Видите ли, я ведь не принадлежу ни к «гедонистам», ни к «новым верующим».
— К новым верующим?
— Как, вы не знаете? Это что-то вроде лечения верой; не старое «бог есть добро, а добро есть бог», а скорее смесь силы воли, психоанализа и веры в то, что все будет в порядке завтра утром, если только скажешь, что все в порядке. Наверно, вам они попадались. Они страшно серьезно относятся к делу.
— Знаю, — сказала Холли, — у них блестят глаза.
— Вероятно. Я в них не верю — я ни в кого не верю, да и ни во что, собственно. Разве можно верить?
— Ну, а простой народ? А тяжелый труд?
Флер вздохнула.
— Да, вероятно. Вот Майкл, я прямо скажу, человек неиспорченный. Давайте пить чай. Чаю, Тинг? — и, включив свет, она позвонила.
Когда нежданная гостья ушла, Флер осталась неподвижно сидеть у огня. Сегодня, когда она была на грани близости с Уилфридом!.. Значит, Джон не женат! Конечно, ничего от этого не изменится. Жизнь никогда не складывается, как в книжках. И вообще все эти сентименты — ерунда! Хватит! Флер откинула прядь волос со лба и, достав гвоздь и молоток, стала вешать белую обезьяну. Между двумя чайными шкафчиками с цветной перламутровой инкрустацией картина будет выглядеть замечательно. Раз Джон не для нее, то не все ли равно — Уилфрид или Майкл, оба или никого. Высосать апельсин, пока он у тебя в руках, и бросить кожуру. И вдруг она увидела, что Майкл здесь, в комнате. Он вошел очень тихо и стал у камина, за ее спиной. Она быстро оглянулась и сказала:
— Ко мне заходил Обри Грин насчет натурщицы, которую ты ему послал. И Холли — миссис Вэл Дарти, она сказала, что встретила тебя. Да, смотри, что нам принес папа. Правда, чудо?
Майкл молчал.
— Что-нибудь случилось, Майкл?
— Нет, ничего. — Он подошел к «Обезьяне».
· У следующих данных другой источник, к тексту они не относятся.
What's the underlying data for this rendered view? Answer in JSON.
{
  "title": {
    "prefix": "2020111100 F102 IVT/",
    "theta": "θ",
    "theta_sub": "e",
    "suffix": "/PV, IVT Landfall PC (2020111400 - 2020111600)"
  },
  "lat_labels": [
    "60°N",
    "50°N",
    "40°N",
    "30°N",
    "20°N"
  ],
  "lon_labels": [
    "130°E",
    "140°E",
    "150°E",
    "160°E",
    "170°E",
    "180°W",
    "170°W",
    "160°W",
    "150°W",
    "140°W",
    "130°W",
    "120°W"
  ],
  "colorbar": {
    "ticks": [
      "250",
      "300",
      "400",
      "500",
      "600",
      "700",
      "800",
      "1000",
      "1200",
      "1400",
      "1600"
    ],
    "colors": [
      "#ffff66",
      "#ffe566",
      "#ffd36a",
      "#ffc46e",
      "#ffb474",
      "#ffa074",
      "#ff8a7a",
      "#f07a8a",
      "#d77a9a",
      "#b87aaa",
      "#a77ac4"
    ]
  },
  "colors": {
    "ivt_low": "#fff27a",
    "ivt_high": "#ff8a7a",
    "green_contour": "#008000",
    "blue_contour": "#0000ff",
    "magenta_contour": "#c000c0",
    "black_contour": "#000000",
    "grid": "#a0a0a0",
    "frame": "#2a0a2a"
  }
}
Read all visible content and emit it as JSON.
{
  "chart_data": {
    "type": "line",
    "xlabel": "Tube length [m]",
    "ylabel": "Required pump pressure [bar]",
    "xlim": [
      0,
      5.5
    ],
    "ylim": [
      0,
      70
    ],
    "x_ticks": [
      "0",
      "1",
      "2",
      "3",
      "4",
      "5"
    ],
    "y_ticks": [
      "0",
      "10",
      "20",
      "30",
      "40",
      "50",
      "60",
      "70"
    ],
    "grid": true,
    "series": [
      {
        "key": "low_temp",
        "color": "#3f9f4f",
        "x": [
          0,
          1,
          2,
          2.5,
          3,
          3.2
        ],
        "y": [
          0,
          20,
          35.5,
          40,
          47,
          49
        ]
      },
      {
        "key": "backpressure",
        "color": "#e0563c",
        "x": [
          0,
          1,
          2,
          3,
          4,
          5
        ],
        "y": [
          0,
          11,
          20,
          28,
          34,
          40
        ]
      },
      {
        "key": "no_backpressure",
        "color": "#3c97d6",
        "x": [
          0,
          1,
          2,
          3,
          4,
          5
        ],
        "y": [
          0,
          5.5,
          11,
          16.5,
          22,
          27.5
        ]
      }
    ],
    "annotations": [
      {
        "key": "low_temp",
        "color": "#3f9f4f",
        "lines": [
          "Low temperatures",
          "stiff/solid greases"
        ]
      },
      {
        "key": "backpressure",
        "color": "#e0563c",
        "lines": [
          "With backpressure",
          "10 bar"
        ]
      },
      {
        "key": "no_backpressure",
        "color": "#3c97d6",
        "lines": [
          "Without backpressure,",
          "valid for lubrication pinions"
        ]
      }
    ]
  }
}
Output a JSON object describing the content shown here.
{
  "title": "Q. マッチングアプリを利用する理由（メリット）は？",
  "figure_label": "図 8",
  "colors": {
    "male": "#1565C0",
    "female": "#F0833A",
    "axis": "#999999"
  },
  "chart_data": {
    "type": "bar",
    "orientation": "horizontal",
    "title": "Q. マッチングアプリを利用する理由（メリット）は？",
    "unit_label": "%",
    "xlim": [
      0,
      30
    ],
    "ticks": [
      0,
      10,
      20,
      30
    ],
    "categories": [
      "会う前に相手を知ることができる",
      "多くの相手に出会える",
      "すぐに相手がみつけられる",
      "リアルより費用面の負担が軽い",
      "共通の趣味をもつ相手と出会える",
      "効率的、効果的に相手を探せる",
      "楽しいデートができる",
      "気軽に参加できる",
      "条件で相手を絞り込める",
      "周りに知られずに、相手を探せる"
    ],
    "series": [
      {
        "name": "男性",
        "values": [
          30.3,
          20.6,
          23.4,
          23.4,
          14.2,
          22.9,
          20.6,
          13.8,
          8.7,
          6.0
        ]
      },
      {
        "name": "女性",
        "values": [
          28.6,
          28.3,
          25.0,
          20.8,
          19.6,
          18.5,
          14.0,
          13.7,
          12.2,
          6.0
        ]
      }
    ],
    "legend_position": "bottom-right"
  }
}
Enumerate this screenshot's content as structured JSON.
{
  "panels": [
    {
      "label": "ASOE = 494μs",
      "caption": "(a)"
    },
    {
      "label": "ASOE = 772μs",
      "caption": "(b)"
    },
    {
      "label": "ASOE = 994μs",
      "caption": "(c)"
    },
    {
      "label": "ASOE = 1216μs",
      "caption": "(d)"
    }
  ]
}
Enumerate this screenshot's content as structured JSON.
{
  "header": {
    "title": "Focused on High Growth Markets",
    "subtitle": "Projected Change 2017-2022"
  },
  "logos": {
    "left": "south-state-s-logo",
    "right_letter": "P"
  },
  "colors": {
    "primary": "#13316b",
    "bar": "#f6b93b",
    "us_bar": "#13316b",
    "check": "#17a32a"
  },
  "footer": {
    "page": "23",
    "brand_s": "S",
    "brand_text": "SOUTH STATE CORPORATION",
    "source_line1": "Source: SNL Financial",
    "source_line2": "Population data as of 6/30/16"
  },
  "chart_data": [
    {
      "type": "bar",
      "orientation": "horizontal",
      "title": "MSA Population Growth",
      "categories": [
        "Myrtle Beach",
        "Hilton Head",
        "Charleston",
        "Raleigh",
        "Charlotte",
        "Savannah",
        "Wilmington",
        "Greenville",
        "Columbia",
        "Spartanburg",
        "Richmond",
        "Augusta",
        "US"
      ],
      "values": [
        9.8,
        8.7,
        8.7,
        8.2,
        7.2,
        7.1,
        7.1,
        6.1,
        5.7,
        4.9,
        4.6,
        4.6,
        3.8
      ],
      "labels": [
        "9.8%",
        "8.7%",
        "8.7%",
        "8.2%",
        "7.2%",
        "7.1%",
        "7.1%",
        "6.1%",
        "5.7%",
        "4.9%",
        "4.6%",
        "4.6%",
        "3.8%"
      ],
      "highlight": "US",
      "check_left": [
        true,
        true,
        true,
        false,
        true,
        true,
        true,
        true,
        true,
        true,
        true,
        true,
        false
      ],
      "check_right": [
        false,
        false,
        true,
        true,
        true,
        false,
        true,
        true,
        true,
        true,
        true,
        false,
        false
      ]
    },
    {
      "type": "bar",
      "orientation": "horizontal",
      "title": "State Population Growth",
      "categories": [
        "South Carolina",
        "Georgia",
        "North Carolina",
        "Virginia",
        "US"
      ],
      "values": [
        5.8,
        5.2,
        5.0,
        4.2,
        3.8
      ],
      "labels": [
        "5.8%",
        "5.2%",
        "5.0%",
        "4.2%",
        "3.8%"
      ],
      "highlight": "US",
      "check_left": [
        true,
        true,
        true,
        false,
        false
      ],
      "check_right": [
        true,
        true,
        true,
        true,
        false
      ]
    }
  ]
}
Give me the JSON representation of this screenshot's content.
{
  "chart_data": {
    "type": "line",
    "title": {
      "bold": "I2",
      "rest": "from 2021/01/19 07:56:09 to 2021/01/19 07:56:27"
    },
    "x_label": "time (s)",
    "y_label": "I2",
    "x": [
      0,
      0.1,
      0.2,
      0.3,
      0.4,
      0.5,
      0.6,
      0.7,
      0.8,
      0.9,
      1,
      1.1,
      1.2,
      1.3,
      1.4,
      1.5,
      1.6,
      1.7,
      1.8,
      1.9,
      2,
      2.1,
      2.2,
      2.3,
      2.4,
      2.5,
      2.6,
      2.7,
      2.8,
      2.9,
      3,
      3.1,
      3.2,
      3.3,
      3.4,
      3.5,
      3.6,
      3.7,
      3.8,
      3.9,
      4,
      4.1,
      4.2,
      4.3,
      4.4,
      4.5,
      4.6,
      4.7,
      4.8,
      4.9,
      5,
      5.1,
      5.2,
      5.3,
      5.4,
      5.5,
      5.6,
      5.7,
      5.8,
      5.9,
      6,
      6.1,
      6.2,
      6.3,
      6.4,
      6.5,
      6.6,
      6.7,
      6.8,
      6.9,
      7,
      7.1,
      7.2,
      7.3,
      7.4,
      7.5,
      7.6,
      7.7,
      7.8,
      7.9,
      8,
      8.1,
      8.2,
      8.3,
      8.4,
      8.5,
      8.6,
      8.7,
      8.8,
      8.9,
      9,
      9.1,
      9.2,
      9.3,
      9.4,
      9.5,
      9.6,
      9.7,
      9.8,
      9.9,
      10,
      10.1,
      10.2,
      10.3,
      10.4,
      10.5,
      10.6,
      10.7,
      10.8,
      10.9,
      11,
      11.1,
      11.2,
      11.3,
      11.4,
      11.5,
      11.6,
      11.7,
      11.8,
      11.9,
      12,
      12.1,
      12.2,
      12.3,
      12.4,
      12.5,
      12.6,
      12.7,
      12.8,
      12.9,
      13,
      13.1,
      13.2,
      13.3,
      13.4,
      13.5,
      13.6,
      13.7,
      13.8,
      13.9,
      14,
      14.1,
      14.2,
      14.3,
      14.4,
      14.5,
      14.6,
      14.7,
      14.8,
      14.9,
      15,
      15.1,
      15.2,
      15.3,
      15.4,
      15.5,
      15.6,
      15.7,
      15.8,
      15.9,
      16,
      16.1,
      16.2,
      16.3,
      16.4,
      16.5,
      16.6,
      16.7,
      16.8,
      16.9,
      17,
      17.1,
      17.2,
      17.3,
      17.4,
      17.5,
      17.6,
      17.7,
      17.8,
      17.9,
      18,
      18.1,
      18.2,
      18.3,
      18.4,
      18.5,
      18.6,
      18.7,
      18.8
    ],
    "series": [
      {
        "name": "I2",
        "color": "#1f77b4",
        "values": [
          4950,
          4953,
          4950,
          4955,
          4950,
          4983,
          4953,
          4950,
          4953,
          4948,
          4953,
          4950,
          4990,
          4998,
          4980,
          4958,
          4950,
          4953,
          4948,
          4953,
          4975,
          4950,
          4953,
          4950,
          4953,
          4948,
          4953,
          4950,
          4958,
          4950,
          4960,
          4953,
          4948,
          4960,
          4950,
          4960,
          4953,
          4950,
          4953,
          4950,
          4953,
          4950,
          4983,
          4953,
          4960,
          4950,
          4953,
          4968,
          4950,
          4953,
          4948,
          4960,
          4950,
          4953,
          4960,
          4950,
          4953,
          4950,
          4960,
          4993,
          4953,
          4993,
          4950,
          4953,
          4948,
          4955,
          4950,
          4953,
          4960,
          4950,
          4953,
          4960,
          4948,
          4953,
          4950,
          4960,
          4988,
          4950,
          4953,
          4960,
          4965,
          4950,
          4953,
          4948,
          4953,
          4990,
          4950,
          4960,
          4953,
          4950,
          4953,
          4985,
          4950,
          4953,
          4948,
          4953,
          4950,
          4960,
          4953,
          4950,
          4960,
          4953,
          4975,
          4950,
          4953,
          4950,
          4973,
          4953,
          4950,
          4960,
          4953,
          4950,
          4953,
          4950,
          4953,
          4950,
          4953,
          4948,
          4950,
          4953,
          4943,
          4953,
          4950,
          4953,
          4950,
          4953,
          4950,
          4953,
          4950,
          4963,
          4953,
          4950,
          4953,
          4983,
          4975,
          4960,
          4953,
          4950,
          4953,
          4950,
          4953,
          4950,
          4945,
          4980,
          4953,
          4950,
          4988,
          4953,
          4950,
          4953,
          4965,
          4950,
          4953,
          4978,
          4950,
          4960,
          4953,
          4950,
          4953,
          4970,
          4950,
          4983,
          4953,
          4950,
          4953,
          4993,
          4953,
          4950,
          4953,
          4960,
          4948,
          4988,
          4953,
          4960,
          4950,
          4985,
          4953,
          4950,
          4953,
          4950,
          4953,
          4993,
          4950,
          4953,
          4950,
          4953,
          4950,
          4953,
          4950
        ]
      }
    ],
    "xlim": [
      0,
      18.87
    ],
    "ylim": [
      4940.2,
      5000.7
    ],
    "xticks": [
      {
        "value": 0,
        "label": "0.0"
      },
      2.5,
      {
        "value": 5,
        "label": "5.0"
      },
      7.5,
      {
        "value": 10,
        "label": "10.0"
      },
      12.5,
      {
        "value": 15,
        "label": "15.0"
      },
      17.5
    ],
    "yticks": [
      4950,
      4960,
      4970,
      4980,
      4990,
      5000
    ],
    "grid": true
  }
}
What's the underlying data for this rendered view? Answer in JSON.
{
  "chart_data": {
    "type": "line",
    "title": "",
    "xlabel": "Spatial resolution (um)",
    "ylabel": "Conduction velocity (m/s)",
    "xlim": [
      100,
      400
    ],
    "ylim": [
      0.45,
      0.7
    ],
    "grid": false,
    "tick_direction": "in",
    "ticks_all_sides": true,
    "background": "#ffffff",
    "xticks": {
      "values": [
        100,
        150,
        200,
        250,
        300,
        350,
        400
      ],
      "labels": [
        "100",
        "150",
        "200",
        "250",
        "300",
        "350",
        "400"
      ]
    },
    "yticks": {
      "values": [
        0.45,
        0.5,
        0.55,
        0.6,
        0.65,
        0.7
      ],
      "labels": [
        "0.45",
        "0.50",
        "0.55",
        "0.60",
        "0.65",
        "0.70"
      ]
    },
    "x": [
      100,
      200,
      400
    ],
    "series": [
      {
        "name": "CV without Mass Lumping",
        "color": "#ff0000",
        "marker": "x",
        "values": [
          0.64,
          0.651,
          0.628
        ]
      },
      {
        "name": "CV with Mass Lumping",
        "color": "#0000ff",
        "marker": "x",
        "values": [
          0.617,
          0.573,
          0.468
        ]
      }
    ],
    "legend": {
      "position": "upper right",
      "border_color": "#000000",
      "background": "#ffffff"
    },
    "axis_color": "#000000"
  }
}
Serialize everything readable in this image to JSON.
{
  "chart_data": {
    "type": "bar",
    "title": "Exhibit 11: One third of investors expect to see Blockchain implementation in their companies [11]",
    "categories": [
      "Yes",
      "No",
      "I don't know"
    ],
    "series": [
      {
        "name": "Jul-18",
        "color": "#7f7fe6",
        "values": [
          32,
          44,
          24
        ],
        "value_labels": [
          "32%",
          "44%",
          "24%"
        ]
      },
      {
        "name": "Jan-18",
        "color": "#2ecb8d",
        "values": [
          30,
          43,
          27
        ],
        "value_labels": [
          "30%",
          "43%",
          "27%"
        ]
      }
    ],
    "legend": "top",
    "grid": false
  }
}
Флер сбоку пристально разглядывала его лицо. Инстинктивно она чувствовала какую-то перемену. Неужели он знает, что она была у Уилфрида? Видел, как она оттуда вышла?
— Ну и обезьяна! — сказал он. — Да, кстати, нет ли у тебя какого-нибудь лишнего платья для жены одного бедного малого, что-нибудь попроще?
Она машинально ответила:
— Да, конечно, — а мозг ее напряженно работал.
— Тогда ты, может быть, отложишь? Я сам собираюсь послать ему кое-что — отправили бы все вместе.
Да. Он совсем не похож на себя, словно какая-то пружинка в нем сдала. Ей стало не по себе: Майкл — и невесел! Как будто в холодный день потух камин. И, может быть, впервые она почувствовала, какое значение имеет для нее его веселость. Она видела, как он взял Тинг-а-Линга на руки и сел. Тогда она подошла к нему сзади и наклонилась к нему так, что ее волосы коснулись его щеки. Вместо того чтобы потереться щекой о ее щеку, он сидел неподвижно, и сердце у нее упало.
— Что с тобой? — спросила она ласкаясь.
— Ничего.
Она взяла его за уши.
— Нет, что-то есть. Ты, верно, как-нибудь узнал, что я заходила к Уилфриду.
Он ответил ледяным тоном:
— А почему бы и нет?
Флер выпустила его голову и выпрямилась.
— Я заходила только сказать ему, что больше не могу с ним встречаться.
Эта полуправда ей самой показалась полной правдой.
Он вдруг поднял на нее глаза, его лицо передернулось, и он взял ее руку.